There are an estimated 70 million tribals in India spread over 575 communities constituting over eight percent of the total population. The country has 192 Integrated Tribal Development Areas, of which 65 – about a third – fall in high HIV prevalence districts, according to NACO.

“This shows that they are becoming more vulnerable to HIV and AIDS. We are concerned about them,” she said.

She said tribal people were moving to big cities and towns in search of jobs.

“In cities, they face exploitation. We need to target them and create more awareness among them,” said Rao, who last week took charge as union health secretary.

“We want to work more with the community and integrate them with health services. We want to protect them so that the problem does not become big in future,” she added.

NACO is also planning to conduct a survey to confirm how many tribals need to be covered under this plan. An estimated 2.3 million people have HIV in India.

NACO’s joint director Mayank Aggarwal said the body has earmarked Rs.500,000 per tribal area.

“They are more vulnerable because they are not literate and work in mining or industrial units,” Aggarwal told IANS.

According to the plan, NACO will train traditional healers so that they can refer those affected with HIV to government centres.

“We plan to counsel them (traditional healers) and provide them with condoms.
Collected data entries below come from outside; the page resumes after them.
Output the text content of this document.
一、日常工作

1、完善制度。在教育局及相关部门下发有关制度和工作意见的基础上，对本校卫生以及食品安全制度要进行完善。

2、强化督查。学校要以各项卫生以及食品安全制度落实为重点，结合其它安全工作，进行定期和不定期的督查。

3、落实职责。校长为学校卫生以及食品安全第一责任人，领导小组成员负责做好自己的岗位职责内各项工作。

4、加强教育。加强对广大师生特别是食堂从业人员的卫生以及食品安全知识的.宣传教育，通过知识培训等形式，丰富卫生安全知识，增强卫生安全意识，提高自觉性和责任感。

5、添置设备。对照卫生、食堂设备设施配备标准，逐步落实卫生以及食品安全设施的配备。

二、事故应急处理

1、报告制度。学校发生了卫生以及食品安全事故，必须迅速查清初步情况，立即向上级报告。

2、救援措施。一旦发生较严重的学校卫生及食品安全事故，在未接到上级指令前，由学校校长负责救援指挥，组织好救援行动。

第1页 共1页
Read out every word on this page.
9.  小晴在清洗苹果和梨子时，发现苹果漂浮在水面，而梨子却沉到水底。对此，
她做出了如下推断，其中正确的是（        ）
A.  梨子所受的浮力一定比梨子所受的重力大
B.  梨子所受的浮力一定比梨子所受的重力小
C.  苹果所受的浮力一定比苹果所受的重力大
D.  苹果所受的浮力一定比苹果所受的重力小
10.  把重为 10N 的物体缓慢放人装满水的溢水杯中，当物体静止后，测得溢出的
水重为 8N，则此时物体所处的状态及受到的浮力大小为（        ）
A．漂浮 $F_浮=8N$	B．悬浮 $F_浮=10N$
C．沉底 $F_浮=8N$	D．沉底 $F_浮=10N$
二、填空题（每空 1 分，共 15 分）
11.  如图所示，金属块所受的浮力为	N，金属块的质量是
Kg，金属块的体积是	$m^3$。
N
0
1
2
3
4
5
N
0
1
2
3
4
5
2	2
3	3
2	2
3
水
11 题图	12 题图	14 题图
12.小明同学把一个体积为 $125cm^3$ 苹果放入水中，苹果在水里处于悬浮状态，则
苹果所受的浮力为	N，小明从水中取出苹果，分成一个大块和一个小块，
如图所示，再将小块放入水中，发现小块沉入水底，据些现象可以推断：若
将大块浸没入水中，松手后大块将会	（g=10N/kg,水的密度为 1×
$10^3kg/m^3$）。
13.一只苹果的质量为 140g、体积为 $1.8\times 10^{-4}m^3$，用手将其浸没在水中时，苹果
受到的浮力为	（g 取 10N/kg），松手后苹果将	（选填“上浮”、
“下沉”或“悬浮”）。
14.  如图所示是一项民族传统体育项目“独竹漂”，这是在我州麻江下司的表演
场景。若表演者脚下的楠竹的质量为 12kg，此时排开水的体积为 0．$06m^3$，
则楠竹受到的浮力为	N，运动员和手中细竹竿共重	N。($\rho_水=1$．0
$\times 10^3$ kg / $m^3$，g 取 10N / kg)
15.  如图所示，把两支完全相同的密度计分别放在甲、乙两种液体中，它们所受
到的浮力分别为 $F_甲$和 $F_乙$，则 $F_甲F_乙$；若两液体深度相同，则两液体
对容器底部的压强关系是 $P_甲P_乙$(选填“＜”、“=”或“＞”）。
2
They are the ones who are sought after in tribal areas. If they are knowledgeable, they will be able to direct and help out people,” he added.

Aggarwal said the tribal ministry is the nodal organisation for this project.

“Under the Integrated Tribal Development Project (ITDP) and Modified Area Development Approach, hostel facilities will be provided to Scheduled Caste children who were orphaned by AIDS or whose parents are too ill to provide them the necessary care,” he said.

Also, they have planned to train trainers, officers and healthcare providers on HIV and AIDS.

“Training will be given to those working at all tribal research institutes so that they can act as the apex centre for HIV prevention for tribal populations,” he added.

A comprehensive mapping of HIV-related vulnerabilities like migration and high-risk behaviour in the tribal community is also being planned.

Also, people will be targeted in tribal markets so that they know about HIV.

“We can easily reach out to them during these markets and fairs. We also plan special outreach programmes through mobile clinics in tribal areas,” Aggarwal added.